“We don’t just have a logo itself, but a whole marketing plan that tells our story with the logo.” — Terri Bracken, Earth Explorers Toys
Branding ― whether it’s burning a ranch symbol into the hides of cattle or slapping a designer’s name on a pair of jeans ― is nothing new. At least half of 56 retailers surveyed by TDmonthly Magazine believe that branding a store with logos and carefully thought-out design helps build customer loyalty.
Here are five tips from toy-store owners on how to create and build your store’s brand: 1. Name your store wisely. “The name is more important than the logo,” advised Denis Hofsetter, owner for 19 years of aptly named The Toy Store in Atlanta. Retailers agreed that the store’s name should convey a sense of fun, and the logo should enhance that feeling. “I get a lot of comments about the name of our store and our logo,” said Cheryl Richmond, owner of Punkin Doodles in Havre, Mont. “It’s a positive thing.” 2. Make your store inviting. Nearly all store owners said that their store’s design brings customers back. “Since the majority of our customers come in with strollers, we needed to ensure that they could easily navigate the store and not ever have to put it into reverse,” shared Tom England, owner of Dancing Bear Toys and Gifts in Frederick, Md. And Mary Duncan, manager of Tinkerz Toy Shop in Coeur D’Alene, Idaho, said the store’s design “hopefully draws them in. We have an extremely colorful store. ... It looks ‘kids-play-fun.’”

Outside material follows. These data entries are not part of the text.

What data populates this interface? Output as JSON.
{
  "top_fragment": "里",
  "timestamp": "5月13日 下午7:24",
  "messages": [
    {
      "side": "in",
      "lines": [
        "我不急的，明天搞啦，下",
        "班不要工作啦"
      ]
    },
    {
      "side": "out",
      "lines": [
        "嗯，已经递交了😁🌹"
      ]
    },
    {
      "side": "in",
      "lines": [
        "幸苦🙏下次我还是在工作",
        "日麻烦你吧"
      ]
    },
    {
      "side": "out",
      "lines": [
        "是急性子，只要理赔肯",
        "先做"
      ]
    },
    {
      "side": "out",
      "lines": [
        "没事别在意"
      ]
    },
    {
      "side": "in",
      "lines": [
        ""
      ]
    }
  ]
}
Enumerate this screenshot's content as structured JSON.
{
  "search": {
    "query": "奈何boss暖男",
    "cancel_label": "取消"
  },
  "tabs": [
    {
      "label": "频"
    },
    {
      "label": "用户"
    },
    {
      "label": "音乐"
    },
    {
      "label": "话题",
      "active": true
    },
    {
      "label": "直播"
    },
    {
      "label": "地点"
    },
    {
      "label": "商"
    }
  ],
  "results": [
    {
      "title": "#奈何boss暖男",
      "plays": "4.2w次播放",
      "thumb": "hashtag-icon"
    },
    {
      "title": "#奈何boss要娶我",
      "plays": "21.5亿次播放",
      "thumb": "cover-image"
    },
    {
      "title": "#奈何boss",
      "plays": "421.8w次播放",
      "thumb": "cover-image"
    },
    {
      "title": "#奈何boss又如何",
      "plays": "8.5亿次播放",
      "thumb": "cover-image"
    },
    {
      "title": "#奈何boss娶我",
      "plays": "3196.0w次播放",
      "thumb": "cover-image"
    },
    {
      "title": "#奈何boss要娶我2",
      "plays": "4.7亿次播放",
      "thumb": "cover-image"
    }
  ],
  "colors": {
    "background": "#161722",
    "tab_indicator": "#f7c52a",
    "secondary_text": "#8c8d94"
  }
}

3. Make your store’s “look” and logo memorable. “It’s why we just redesigned our logo,” said Jude Larene, co-owner of Seattle’s Izilla Toys, which just expanded to a larger space. Owner David Campbell of Amazing Toys in Great Falls, Mont., imprints his store on customers by literally adding his own look: “We've been using my head with a bow tie [on the website]; this time it's my head with a top hat and a clown nose.”
4. Tie it all together. Most retailers said that integrating their logo with the store’s concept is vital. “We don’t just have a logo itself, but a whole marketing plan that tells our story with the logo,” Terri Bracken, owner of Earth Explorers Toys in Zionsville, Ind., told TDmonthly. “Our logo is round with ‘Toys’ in the middle and ‘Earth Explorers’ around the outside because we want people to realize we’re toys. I bought the store with the name and many people thought it was science stuff only.”
5. Put your logo on as many items as possible. Though most store owners don’t add their logo to take-home items, such as bags, Kim Smith of Red Wagon Toy Co. in Woodstock, Vt., uses her logo on every item she can. “I have hangers printed with the logo because I do clothing also,” she shared with TDmonthly. “I do as many items as I can with my own hang-tag and I make sure items go out of here with bags with our name on them. Our receipts have our logo, business cards have the phone and website, and all gifts are packaged with my logo on them.”
Branding is an essential part of reminding people who you are and of the great experience they had in your store. When naming your store and designing a logo, keep in mind what that will conjure up for customers, and then live up to that each time they visit.